關瑤岑有些為難,“還請貴人恕罪,奴家須得先行一步。”
寧遠微微頷首道:“女施主自便即可,實不必為此惶恐。”
關瑤岑忙又對那小丫頭說:“你且將貴客請進雅間稍候,切莫怠慢了。”
說罷,又告罪一聲,匆匆離開。
那小丫頭不過十二三歲,正是好奇的時候,行走間卻頗為守禮,什麼都沒問。
將寧遠請進一處雅間,那小丫頭便奉上各色點心,一言不發的退了下去。
寧遠目光落在靠窗的一張貴妃榻上,榻上鋪了一張碧玉一樣的竹席,觸手生涼,一見便知不是凡品,倒讓人注意不到這貴妃榻是用槐木做的。
幾個女鬼從塌中飛出,施施然拜倒在寧遠麵前。
寧遠先前心生感應,卻是因為這畫舫中有人在向施安樂菩薩祝禱,外加尋找那中年道人蹤跡之事確也要落在這些陰魂身上,故此駐足。
眾女鬼誠惶誠恐,紛紛俯下身不敢與寧遠對視。
寧遠順著那縷願力,目光落在為首的一個婦人身上,展顏笑道:“善信無需多禮,此番卻是有事相詢,並無惡意。”
婦人抬頭,從寧遠身後清光中見得一尊麵目慈悲的菩薩,頓覺心生歡喜,煩惱憂愁儘皆散去。
寧遠追溯因果,卻發現這婦人並不是從蕭樂和那裡知曉施安樂菩薩的,而是來這湖中收取溺死冤魂的陰差偶然談起才被她知曉。
菩薩依施諸惡鬼飲食,自然受惡鬼眾敬仰。婦人聽了這巧宗,便抱著試試看的心態求來施安樂菩薩畫像,領著舫中女鬼日日祝禱,以期從中解脫。

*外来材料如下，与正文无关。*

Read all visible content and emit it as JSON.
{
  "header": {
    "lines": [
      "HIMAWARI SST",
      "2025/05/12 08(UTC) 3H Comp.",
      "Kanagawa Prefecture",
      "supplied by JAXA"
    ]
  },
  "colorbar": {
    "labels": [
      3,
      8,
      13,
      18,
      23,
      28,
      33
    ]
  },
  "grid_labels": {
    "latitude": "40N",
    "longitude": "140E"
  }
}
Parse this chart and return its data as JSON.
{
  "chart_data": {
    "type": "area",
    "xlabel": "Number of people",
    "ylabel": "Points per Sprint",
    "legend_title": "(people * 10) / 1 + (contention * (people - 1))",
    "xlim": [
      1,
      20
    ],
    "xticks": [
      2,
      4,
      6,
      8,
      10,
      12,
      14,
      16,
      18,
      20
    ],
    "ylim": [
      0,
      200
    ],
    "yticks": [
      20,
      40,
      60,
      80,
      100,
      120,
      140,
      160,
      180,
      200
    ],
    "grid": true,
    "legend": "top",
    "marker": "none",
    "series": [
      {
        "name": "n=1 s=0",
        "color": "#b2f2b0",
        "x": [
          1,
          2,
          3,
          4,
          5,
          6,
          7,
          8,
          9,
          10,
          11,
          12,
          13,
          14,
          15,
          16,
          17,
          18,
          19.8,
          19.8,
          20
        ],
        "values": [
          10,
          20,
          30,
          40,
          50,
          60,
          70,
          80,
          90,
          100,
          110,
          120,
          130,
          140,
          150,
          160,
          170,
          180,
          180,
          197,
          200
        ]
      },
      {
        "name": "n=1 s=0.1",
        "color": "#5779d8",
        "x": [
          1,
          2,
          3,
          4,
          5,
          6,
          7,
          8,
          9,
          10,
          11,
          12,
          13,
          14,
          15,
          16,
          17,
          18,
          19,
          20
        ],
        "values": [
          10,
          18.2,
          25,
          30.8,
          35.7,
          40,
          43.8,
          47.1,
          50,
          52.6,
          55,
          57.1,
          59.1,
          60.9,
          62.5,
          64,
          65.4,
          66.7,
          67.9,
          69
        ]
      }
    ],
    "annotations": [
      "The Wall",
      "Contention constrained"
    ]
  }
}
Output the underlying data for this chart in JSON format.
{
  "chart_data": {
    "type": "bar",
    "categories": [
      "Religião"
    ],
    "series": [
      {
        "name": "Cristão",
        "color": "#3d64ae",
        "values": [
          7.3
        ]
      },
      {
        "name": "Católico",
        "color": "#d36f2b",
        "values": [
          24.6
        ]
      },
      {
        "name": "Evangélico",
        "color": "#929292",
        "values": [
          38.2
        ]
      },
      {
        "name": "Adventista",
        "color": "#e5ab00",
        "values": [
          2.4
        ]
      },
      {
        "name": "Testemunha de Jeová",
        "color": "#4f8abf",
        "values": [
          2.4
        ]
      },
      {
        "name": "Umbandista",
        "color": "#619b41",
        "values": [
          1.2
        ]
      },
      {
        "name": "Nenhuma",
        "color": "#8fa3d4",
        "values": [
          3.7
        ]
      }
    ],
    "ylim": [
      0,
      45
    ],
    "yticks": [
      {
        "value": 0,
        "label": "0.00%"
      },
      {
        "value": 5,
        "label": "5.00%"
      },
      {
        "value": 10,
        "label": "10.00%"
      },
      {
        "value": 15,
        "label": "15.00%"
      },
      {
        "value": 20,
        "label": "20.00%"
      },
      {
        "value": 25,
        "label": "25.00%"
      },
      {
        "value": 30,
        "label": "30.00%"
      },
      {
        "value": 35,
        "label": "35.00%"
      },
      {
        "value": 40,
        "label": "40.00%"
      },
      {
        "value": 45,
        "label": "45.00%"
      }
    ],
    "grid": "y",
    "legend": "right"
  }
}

那婦人見菩薩果真靈驗,竟是落下淚來,邊哭邊道:“妾身竇氏,先父曾任縣尉,也是清白人家的女兒。十二歲時,父母染病,雙雙亡故。伯父不容,奪了我家田產將我趕了出去。”
“我也無法,隻得投奔先父好友,嫁與他家長子為妻。夫君待我甚好,考取功名得了七品縣令之職,不日便攜我赴任。”
“誰曾想,不過兩年夫君便被罷官入獄,流放千裡。妾身也因此獲罪,被沒入樂籍。”
聽到這裡,寧遠心中已是明了。
這竇氏還算好的了,隻是淪落賤籍,雖屈辱些,卻好歹衣食無憂。罪官妻女多有發配披甲人為奴的,那才叫人膽寒。
“這是我的命,沒得選。”
竇氏大放悲聲,“可不曾想我等死了都要受人奴役,魂魄被拘禁於此不得解脫,還望菩薩發發慈悲,救我等一救。”
聽到這裡,寧遠心中頓覺荒謬。
他本以為這些女鬼是不願投胎才寄身於槐木榻中,聽竇氏此言,其中卻是另有隱情。
當下便命她細細說來。
竇氏將其中經過和盤托出,聽的寧遠直搖頭。
這樂籍乃是賤籍,雖吃喝不愁,收入頗豐。卻不許經商,不許買田。雖有些積蓄,卻也難得善終,就連子孫後代也要為奴為婢,不能用科舉翻身,難免被人看輕,受人欺壓。
年輕時還好些,年紀一大容色衰敗便沒了用處,隻得困頓而死。
這一夥女鬼的遭遇卻更是令人不敢細聞。
卻是有個管事不知從何處學了邪法,將樂妓中幾個容顏姣好的害死,魂魄困於這竹簟中供人取樂。更是以此得了偌大的名聲,無數達官顯貴一擲千金都要借此寶物賞玩。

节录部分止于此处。